PLINY alludes to the same fable (lib. vii.). And OVID, from the incident of Cadmus' having sown the dragon's teeth (that is, implanted Ophiolatria in Greece), calls the Athenians _Serpentigenae_.]
But whatever were the peculiarities of religion which distinguished the aborigines from their conquerors, the attention of Wijayo was not diverted from his projects of colonisation by any anxiety to make converts to his own religious belief. The earliest cares of himself and his followers were directed to implant civilisation, and two centuries were permitted to elapse before the first effort was made to supersede the popular wors.h.i.+p by the inculcation of a more intellectual faith.
NOTE.
DESCRIPTION IN THE MAHAWANSO OF THE LANDING OF WIJAYO.
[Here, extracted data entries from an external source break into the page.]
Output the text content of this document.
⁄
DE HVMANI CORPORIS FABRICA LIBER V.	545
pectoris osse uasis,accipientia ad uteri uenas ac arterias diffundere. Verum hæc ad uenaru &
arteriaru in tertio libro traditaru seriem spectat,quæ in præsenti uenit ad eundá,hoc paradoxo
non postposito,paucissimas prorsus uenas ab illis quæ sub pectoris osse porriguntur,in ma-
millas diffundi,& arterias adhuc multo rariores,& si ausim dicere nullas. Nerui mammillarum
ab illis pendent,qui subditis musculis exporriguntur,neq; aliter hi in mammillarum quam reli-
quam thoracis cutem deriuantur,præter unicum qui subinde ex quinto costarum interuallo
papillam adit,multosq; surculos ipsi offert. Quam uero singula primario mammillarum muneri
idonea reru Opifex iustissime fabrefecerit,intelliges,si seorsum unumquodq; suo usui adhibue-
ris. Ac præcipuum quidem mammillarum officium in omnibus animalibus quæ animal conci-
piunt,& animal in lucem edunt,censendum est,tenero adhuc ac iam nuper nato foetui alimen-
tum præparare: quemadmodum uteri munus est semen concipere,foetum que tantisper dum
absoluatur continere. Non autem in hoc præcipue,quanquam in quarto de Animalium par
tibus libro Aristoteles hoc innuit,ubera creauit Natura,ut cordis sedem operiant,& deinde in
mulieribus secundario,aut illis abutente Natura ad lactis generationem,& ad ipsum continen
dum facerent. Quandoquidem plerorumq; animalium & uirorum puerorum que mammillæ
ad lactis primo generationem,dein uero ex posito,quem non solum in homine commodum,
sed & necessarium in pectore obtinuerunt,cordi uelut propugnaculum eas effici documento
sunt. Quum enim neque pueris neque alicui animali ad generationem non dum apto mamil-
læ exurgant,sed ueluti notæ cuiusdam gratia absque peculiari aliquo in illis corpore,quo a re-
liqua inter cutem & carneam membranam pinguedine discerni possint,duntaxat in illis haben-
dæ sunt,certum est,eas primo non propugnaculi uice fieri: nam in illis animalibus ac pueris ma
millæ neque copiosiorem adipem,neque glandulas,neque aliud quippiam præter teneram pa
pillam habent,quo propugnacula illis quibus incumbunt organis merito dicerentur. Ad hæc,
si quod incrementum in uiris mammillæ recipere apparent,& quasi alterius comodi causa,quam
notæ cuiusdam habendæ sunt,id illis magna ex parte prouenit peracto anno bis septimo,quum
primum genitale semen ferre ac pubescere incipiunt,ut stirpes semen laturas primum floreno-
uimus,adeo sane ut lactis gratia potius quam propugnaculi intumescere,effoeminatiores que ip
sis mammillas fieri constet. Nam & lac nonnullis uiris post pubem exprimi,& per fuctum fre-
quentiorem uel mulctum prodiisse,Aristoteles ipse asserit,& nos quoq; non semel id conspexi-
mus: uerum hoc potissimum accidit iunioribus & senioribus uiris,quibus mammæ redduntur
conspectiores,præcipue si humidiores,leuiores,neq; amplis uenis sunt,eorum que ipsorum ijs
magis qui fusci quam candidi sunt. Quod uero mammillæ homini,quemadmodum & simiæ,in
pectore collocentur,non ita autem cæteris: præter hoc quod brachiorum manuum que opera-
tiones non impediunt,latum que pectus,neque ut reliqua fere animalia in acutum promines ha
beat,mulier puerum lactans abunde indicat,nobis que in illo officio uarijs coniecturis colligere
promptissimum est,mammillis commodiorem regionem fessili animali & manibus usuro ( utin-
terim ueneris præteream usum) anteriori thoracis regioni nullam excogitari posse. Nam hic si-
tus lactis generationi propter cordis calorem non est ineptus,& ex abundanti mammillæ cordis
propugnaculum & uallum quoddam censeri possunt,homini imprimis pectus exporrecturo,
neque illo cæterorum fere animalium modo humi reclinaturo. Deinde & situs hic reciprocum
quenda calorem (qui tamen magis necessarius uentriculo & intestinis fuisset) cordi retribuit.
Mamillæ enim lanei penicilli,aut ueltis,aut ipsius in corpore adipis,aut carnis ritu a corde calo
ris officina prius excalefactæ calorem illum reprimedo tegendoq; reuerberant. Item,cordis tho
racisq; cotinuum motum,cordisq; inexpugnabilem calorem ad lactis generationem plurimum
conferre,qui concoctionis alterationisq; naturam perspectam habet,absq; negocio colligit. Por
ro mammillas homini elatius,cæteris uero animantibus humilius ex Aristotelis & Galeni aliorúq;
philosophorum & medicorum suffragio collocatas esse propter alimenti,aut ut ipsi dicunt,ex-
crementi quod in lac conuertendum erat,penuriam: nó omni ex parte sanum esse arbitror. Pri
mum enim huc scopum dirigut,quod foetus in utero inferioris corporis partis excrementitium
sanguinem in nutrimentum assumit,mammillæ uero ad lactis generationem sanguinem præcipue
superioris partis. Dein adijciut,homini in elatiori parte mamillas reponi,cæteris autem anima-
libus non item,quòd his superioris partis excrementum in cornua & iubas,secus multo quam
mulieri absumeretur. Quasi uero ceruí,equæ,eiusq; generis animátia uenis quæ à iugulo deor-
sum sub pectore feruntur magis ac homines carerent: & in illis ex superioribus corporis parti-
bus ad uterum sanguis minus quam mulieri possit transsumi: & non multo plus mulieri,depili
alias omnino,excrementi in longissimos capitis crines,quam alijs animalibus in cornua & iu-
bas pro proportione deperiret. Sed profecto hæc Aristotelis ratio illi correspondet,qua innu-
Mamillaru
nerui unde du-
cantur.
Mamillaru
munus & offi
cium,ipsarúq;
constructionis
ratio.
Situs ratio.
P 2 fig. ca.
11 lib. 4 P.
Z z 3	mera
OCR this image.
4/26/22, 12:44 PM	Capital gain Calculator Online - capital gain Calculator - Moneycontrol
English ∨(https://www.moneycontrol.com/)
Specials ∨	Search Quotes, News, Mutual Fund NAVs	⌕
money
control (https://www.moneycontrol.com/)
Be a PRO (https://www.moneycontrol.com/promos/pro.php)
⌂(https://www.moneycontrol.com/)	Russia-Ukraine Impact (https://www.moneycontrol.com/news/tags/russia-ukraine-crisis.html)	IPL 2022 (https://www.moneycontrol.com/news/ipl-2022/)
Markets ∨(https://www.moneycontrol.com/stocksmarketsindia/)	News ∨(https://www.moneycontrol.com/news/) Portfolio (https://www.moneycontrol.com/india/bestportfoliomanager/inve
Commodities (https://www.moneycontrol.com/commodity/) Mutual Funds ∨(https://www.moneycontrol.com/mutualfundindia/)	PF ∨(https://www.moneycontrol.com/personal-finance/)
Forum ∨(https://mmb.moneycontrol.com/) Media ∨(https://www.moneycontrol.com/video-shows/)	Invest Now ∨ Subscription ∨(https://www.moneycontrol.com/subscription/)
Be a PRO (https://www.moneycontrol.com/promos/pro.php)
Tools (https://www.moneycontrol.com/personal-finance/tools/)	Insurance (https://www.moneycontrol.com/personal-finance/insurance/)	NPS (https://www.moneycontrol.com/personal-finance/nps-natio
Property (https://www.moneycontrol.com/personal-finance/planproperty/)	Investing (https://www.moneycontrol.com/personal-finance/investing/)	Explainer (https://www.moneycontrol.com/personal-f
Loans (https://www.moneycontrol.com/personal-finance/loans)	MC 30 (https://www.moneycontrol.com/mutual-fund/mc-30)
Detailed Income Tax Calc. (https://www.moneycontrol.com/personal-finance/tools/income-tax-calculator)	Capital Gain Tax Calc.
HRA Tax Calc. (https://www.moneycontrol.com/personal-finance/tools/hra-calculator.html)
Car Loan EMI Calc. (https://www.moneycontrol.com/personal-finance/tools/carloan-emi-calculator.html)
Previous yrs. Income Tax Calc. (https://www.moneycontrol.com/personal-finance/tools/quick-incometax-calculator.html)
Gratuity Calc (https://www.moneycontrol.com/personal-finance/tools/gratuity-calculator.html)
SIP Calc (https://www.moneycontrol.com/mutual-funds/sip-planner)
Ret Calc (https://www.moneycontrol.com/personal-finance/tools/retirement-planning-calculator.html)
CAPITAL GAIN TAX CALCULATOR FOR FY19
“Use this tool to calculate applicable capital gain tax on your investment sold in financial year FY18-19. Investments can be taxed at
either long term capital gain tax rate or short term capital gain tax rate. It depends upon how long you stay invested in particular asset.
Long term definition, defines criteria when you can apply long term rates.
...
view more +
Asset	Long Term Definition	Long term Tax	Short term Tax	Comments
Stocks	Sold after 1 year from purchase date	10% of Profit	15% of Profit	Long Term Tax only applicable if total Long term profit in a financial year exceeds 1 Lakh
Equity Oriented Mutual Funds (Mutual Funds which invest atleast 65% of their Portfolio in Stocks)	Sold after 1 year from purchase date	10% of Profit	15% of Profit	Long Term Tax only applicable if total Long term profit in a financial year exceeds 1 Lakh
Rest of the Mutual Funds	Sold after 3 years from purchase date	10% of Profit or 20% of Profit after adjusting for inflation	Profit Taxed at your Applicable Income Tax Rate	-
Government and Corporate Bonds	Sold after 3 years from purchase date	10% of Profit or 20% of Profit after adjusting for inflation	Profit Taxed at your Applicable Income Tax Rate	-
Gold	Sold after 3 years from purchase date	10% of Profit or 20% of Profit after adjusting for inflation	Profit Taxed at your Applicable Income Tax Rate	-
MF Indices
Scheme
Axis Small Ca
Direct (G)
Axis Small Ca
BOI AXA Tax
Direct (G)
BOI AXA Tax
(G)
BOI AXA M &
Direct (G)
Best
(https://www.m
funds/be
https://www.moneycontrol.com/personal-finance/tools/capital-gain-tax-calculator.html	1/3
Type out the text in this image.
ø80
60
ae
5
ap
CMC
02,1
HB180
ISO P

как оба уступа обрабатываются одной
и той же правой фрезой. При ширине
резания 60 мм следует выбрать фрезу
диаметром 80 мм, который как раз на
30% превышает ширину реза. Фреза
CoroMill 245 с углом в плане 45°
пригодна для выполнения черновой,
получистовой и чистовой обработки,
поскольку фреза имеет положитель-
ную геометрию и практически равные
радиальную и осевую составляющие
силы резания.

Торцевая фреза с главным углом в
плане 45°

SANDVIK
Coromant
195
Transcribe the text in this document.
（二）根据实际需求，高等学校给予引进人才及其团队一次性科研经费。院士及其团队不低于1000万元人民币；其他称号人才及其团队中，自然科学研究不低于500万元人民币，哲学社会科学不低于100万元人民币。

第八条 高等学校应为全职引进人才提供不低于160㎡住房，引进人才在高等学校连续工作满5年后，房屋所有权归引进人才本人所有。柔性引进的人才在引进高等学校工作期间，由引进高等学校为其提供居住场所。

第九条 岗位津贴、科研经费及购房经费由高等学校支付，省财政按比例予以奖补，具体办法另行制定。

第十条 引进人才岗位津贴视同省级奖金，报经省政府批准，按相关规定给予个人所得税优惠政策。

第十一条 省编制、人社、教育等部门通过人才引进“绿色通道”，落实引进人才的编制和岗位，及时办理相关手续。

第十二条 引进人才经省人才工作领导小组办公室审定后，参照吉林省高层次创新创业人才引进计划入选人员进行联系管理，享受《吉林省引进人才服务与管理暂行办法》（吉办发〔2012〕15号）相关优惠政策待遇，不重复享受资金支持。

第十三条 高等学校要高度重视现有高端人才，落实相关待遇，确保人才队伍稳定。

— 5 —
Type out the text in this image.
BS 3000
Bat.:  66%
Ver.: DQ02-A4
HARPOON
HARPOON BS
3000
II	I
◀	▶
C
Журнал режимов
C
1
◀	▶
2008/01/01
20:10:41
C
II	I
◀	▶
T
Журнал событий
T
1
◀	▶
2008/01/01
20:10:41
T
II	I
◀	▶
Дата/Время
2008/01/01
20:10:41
The landing of Wijayo in Ceylon is related in the 7th chapter of the _Mahawanso_, and Mr. TURNOUR has noticed the strong similarity between this story and Homer's account of the landing of Ulysses in the island of Circe. The resemblance is so striking that it is difficult to conceive that the Singhalese historian of the 5th century was entirely ignorant of the works of the Father of Poetry. Wijayo and his followers, having made good their landing, are met by a ”devo” (a divine spirit), who blesses them and ties a sacred thread as a charm on the arm of each.